Abstract: Paleosols record a wealth of paleoenvironmental, paleoecologic, and paleoclimatic data. Plants and soil-dwelling animals both affect and are affected by soil properties. Their traces, therefore, serve to further refine the interpretations of paleosols, especially when ichnofossil assemblages correlate with specific paleosol properties. These characteristics make paleosols and ichnofossils invaluable in understanding lateral variability in the complex fluvial system represented by the upper fluvial plain facies province of the Upper Pennsylvanian to Lower Permian Dunkard Group. These deposits represent proximal to distal expressions of an anastomosing river and the associated floodplain. By understanding the degree to which paleosols change over short distances at a given time, interpretations of regional change through vertical successions can be better calibrated.
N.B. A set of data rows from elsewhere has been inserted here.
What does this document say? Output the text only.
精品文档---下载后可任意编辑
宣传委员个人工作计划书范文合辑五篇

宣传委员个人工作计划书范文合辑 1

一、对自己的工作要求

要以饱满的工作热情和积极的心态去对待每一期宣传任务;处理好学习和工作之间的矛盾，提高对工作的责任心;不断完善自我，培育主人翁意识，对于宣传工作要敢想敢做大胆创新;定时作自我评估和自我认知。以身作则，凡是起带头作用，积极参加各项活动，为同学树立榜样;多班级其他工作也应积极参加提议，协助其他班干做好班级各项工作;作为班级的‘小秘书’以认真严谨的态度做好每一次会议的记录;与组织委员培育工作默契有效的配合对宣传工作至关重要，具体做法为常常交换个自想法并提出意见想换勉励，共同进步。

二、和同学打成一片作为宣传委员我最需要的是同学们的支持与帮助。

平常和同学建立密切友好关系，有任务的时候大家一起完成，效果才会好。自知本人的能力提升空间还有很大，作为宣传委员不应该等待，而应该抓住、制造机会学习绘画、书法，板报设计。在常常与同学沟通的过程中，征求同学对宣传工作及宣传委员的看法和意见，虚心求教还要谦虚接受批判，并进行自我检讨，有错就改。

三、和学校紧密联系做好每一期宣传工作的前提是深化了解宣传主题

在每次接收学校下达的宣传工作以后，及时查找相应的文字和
Field studies were conducted at a 45 m thick outcrop belt of the Lower Dunkard Group near Parkersburg, WV. The entire vertical section was measured and described with an emphasis on paleosols and associated ichnofossils. Several distinct pedotypes were encountered throughout this section ranging from deep-rooted, carbonate-rich, cumulative mudstone profiles to poorly developed, densely bioturbated proximal sandstones with horizontally branching roots.

With the exception of a coal, the paleosols exhibited evidence of a seasonal distribution of precipitation. A laterally continuous paleosol sequence was then described in eight different locations. Differences in the properties of this time-equivalent surface reflect spatial changes in environmental conditions. These differences were subtle when compared to the stratigraphically lower or higher paleosols, but were sufficient to infer variability in the paleolandscape. This was best reflected in rhizolith abundance, morphology, and taphonomy as well as the abundance and distribution of carbonate and iron mottles, nodules, and concretions.